Git/GitHub Integration with Databricks
Pre-requisites
- Familiarity with Git version control.
- Have access to a Git repository - the creation and access to a repository is outside the scope of this guide.
Why use Git/GitHub
- Better version control than built-in change tracker.
- Manage code and notebooks outside Databricks.
- Collaboration across multiple workspaces.
Workbook vs Repository
- Once you connect Git to Databricks, you can create and use notebooks like normal and also push them to GitHub.
- Workbook files in Git have a slightly different syntax than standard Jupyter Notebooks.
Part 1: Setup Git/GitHub with Databricks
Navigate to your Settings from the top right drop down.

Select Linked Accounts in the left-hand sidebar.
Select your preferred Git provider and follow the prompts to link your account. Typically, you will need to provide your username and a token generated from your Git provider.
For GitHub, the access tokens can be created in Settings / Personal Access Token / Tokens (classic). On this page, click "Generate new token" then "Generate new token (classic)".

As a security best practice, we do recommend configuring an expiration date of less than a year.
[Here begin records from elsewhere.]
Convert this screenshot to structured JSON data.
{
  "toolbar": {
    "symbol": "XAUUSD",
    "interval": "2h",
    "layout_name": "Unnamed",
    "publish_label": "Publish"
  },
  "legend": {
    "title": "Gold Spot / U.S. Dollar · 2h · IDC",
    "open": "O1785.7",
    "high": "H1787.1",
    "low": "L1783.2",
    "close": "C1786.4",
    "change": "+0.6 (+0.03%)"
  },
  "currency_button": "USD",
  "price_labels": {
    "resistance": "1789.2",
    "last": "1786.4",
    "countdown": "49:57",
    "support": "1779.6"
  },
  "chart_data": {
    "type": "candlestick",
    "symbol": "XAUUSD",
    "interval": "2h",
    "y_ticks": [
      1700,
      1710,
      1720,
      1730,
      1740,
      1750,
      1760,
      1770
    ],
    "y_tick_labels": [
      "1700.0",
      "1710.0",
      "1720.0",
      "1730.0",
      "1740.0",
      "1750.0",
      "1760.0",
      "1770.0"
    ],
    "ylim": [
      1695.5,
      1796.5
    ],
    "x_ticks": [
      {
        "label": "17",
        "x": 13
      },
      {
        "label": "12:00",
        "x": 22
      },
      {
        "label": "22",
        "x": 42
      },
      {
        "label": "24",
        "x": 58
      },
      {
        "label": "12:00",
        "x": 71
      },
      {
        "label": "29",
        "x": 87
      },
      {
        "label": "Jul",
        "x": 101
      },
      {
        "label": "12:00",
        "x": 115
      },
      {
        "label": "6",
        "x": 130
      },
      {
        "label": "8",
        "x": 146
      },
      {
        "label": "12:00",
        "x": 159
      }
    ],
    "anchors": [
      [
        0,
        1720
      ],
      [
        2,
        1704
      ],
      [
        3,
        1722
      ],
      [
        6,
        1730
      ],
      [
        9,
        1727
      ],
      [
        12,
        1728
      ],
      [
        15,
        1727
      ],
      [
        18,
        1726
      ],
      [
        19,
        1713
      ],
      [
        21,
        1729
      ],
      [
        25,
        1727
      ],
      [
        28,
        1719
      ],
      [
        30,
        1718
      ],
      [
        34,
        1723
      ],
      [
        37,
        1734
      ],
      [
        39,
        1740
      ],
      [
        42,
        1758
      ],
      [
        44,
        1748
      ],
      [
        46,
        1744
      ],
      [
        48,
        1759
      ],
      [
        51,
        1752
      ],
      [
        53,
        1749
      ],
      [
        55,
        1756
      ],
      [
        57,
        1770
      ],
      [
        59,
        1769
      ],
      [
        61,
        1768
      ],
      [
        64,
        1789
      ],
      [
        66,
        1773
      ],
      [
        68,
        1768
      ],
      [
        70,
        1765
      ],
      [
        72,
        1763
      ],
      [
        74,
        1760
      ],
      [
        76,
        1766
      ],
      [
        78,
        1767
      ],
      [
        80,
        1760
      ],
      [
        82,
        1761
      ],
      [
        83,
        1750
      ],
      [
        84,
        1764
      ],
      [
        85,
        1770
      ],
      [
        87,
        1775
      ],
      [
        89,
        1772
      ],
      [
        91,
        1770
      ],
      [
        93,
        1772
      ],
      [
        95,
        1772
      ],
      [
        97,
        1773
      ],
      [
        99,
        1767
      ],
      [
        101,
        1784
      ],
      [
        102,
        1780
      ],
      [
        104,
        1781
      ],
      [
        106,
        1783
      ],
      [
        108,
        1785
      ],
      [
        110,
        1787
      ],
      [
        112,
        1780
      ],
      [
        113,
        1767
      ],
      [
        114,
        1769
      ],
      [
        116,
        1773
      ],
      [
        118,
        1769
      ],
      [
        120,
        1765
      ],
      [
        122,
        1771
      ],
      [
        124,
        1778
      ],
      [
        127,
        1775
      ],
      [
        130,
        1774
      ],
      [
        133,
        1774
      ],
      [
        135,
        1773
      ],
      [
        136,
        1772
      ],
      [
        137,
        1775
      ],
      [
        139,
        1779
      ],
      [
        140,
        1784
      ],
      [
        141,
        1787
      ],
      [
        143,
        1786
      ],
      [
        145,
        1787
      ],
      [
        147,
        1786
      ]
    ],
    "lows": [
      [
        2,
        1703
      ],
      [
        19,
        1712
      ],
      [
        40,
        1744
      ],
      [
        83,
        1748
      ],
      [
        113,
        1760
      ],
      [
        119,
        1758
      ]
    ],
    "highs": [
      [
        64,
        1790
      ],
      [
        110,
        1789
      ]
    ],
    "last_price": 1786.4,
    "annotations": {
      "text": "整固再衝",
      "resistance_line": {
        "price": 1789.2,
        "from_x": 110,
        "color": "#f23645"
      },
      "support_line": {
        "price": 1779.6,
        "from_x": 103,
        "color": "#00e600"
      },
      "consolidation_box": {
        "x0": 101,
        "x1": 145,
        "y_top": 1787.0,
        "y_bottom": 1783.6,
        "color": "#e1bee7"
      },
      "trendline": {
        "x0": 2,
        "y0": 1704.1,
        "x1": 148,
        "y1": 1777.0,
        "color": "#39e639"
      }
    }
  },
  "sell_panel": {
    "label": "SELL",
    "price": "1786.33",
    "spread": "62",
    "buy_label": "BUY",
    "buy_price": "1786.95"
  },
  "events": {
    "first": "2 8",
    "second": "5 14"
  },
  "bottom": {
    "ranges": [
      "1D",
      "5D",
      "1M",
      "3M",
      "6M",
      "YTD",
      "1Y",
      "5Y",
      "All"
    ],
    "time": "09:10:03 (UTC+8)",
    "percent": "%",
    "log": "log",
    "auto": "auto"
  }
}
Tokens can easily be regenerated following expiration by following these steps.
The scopes required are repo and workflow (optional for GitHub Actions workflows)

If the token and access permissions are correctly configured - you should see a green mark in the settings page

Part 2: Accessing and Modifying Repositories
To clone a repository, you will need its HTTPS access link, and its branch. In your workspace, click "Create" and then "Git folder" in the dropdown menu.

Input the Git repository URL and then click Create Git folder.

Once this is configured, you can see the folder in your workspace and navigate into it.
Changes done from Databricks can be pushed to the repository using the built-in Git menu. Access it by right clicking in your repo files and clicking "Git...".

This screen will allow you to commit and push changes, as well as pull existing changes.

Resolving Conflicts
If multiple commits impact the same code, there could be a conflict issue. The following message will appear while attempting to pull code:

Select "Resolve conflict using PR", which opens the following:
This step will ask you to create a new branch where your changes will be committed. Enter a branch name and a commit message then commit the messages again. If successful, you'll see the following message. You can follow the link in that message to make your changes.